Primero fue presidente de gobierno por gracia real. Después lo fue por elección democrática en las urnas, dos veces. La segunda legislatura se le sublevó la clase política de centro y derecha, la izquierda jamás le creyó. El antecedente del PP actual y todos sus integrantes unánimes le vituperaron como traidor y le acusaron de ir demasiado lejos, alineándose comprensivamente con el ejército de cantina que entonces había que pagaba, entre muestras de histeria e indisciplina flagrantes, su tributo de sangre con frecuentes asesinatos de la ETA que dicho sea de paso encontraba cierta vengativa comprensión en las reprimidas masas populares de la época.
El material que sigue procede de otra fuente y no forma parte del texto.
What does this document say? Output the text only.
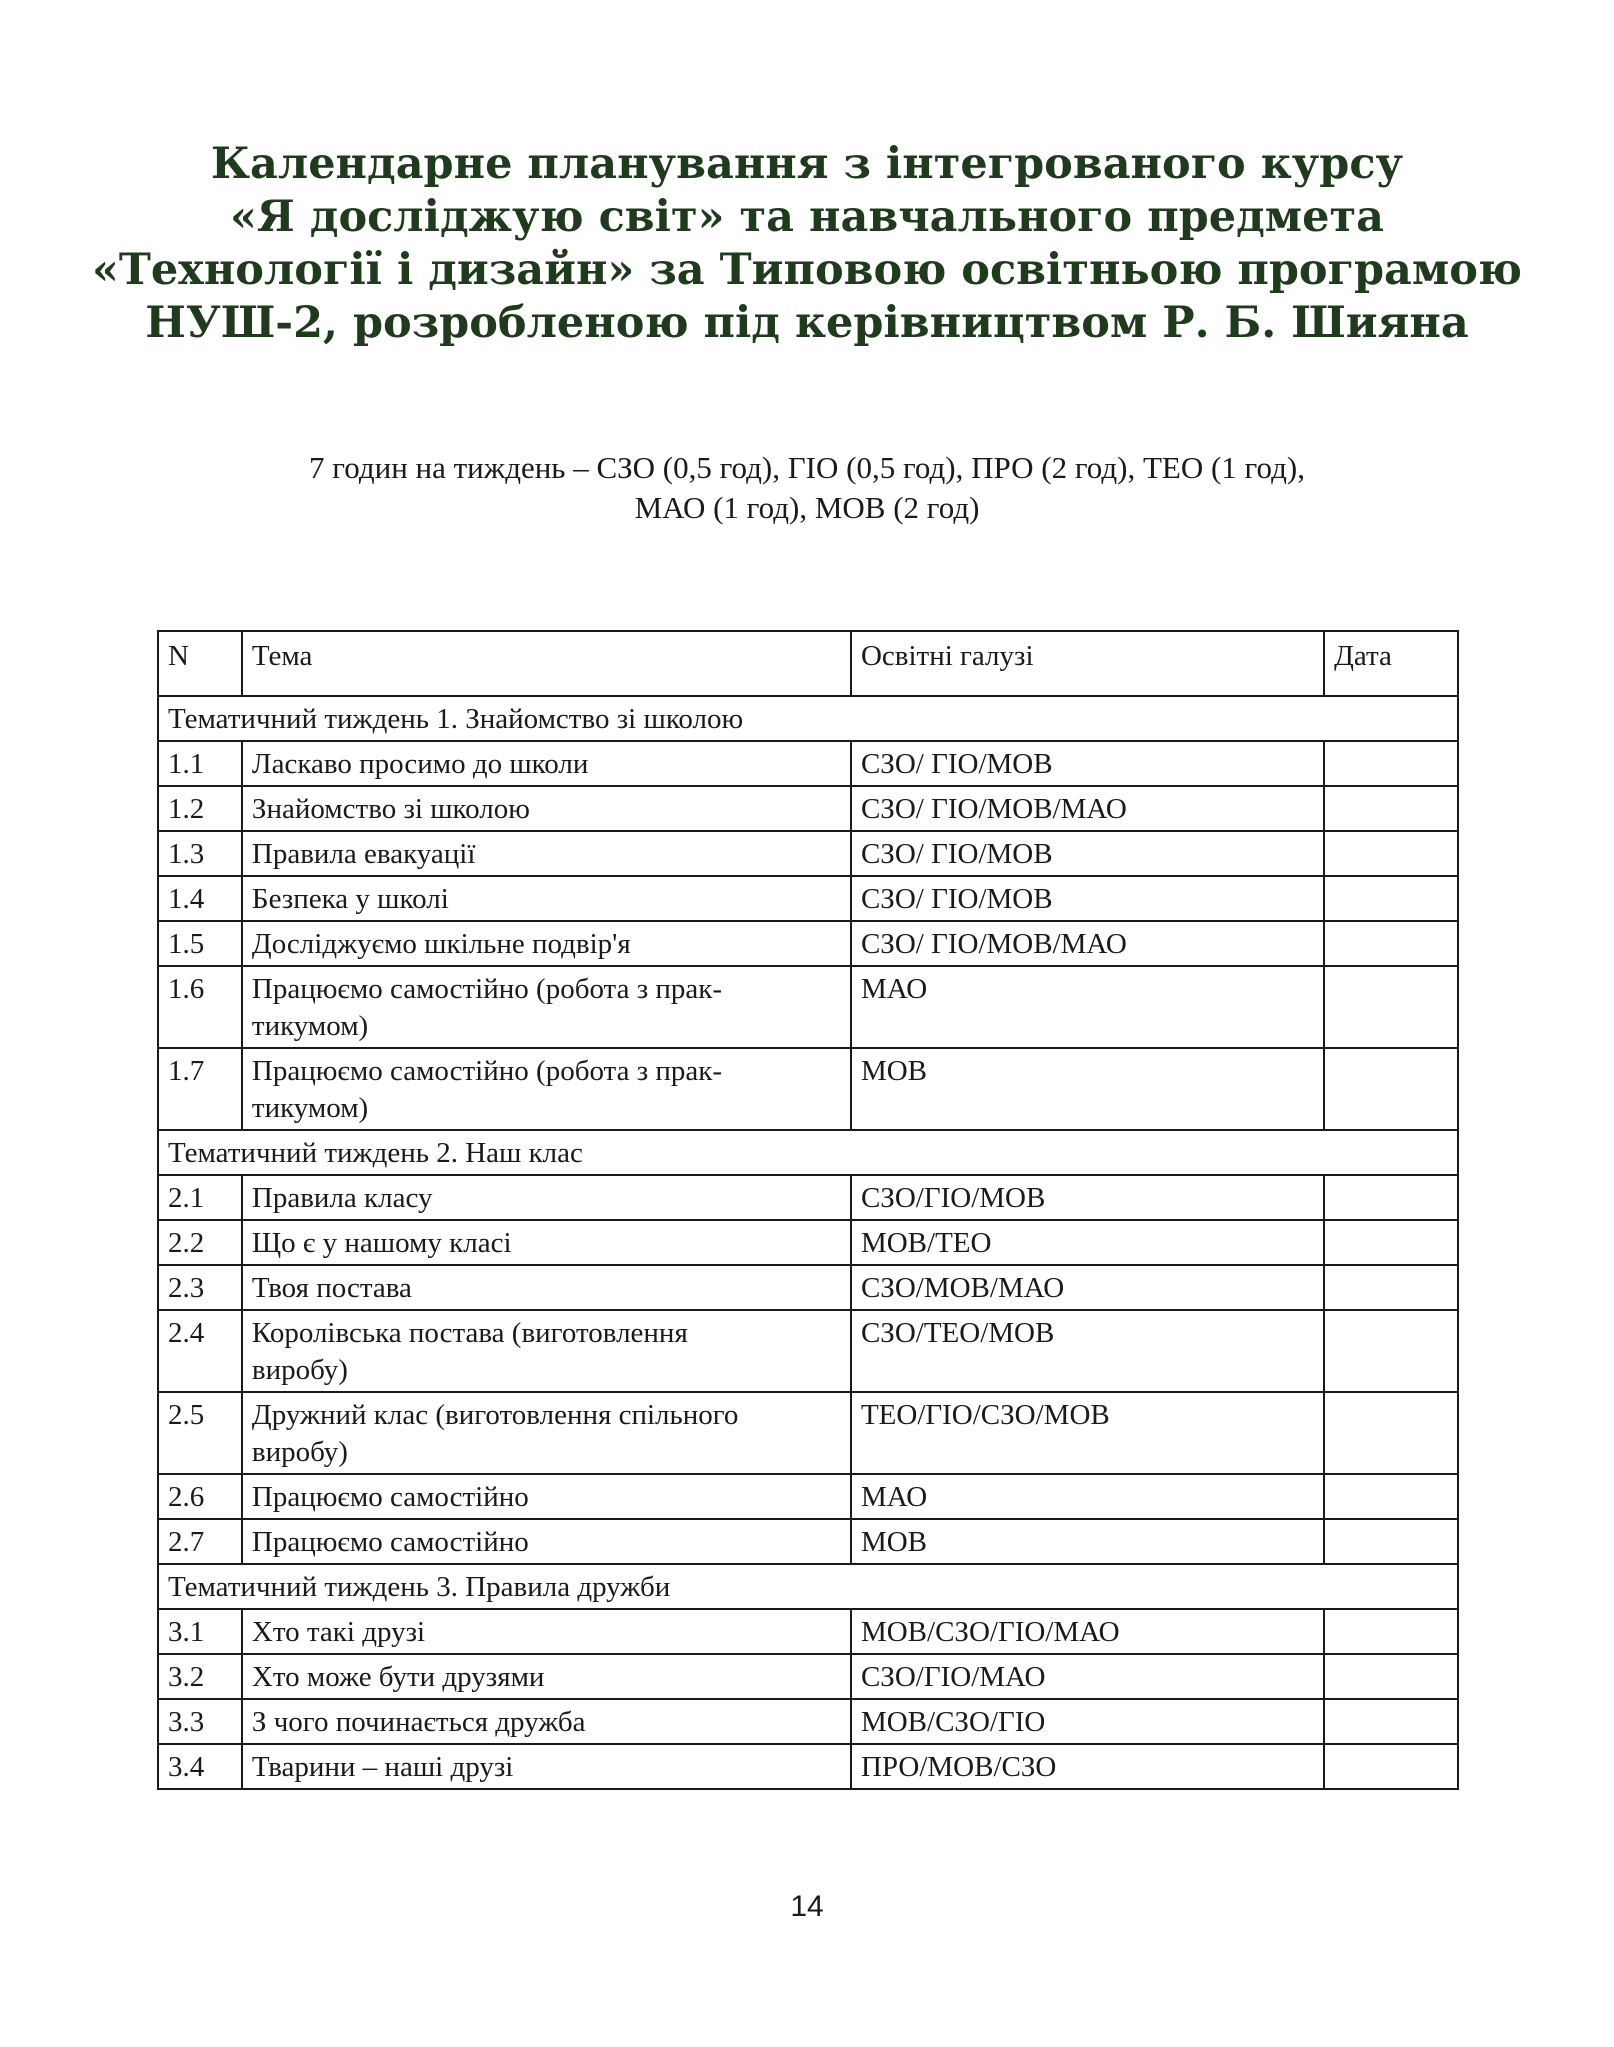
Календарне планування з інтегрованого курсу
«Я досліджую світ» та навчального предмета
«Технології і дизайн» за Типовою освітньою програмою
НУШ-2, розробленою під керівництвом Р. Б. Шияна
7 годин на тиждень – СЗО (0,5 год), ГІО (0,5 год), ПРО (2 год), ТЕО (1 год),
МАО (1 год), МОВ (2 год)
N	Тема	Освітні галузі	Дата
Тематичний тиждень 1. Знайомство зі школою			
1.1	Ласкаво просимо до школи	СЗО/ ГІО/МОВ	
1.2	Знайомство зі школою	СЗО/ ГІО/МОВ/МАО	
1.3	Правила евакуації	СЗО/ ГІО/МОВ	
1.4	Безпека у школі	СЗО/ ГІО/МОВ	
1.5	Досліджуємо шкільне подвір'я	СЗО/ ГІО/МОВ/МАО	
1.6	Працюємо самостійно (робота з прак-
тикумом)	МАО	
1.7	Працюємо самостійно (робота з прак-
тикумом)	МОВ	
Тематичний тиждень 2. Наш клас			
2.1	Правила класу	СЗО/ГІО/МОВ	
2.2	Що є у нашому класі	МОВ/ТЕО	
2.3	Твоя постава	СЗО/МОВ/МАО	
2.4	Королівська постава (виготовлення
виробу)	СЗО/ТЕО/МОВ	
2.5	Дружний клас (виготовлення спільного
виробу)	ТЕО/ГІО/СЗО/МОВ	
2.6	Працюємо самостійно	МАО	
2.7	Працюємо самостійно	МОВ	
Тематичний тиждень 3. Правила дружби			
3.1	Хто такі друзі	МОВ/СЗО/ГІО/МАО	
3.2	Хто може бути друзями	СЗО/ГІО/МАО	
3.3	З чого починається дружба	МОВ/СЗО/ГІО	
3.4	Тварини – наші друзі	ПРО/МОВ/СЗО	
14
Increpado, insultado, linchado públicamente por sus compañeros de partido de centro, cristianos, liberales, socialcristianos, socialdemócratas y otros híbridos de la fauna política de aquellos tiempos, también perdió ostensiblemente el favor real que temía ser desautorizado por la derecha de Fraga, la facción católica del Vaticano, los liberales, etc. Mientras que Suárez seguía siendo un bulto sospechoso para las izquierdas de los años setenta españolas, socialdemocracia alemana incluida.

Fue objeto de un Golpe de Estado chapucero muñido por previos conciliábulos en los que al parecer no faltaba nadie del arco parlamentario ni de la Casa Real, que pretendía un gobierno de concentración nacional tutelado por el ejército para evitar que el “separatismo” de las autonomías y la proliferación de partidos izquierdistas se llevase el “invento” más allá del control de sus promotores.

Vilipendiado en la prensa por sus antaño patrocinadores, desautorizado públicamente por su principal valedor, quedó a merced del aliento de los cuartos de banderas del sector más autoritario y pro golpista de la sociedad civil y militar. Su comportamiento gallardo y comprometido con las ideas que profesaba el 23-F terminó de decepcionar a los españoles. No era el títere que la izquierda sospechaba. Tampoco era la marioneta de una Corona de la derecha. Se comportó como un republicano de centro izquierda visto con la perspectiva del tiempo y la mayoría no lo supimos ver o creer. El alzhéimer de los españoles hace que hoy los medios de comunicación nos abrumen con panegíricos de “gran estadista” y de “timonel de la Transición” entonado por sus antiguos detractores que aducen amistad, colaboración y otras zarandajas cuando en la hemeroteca consta la despiadada oposición, la descalificación y el insulto.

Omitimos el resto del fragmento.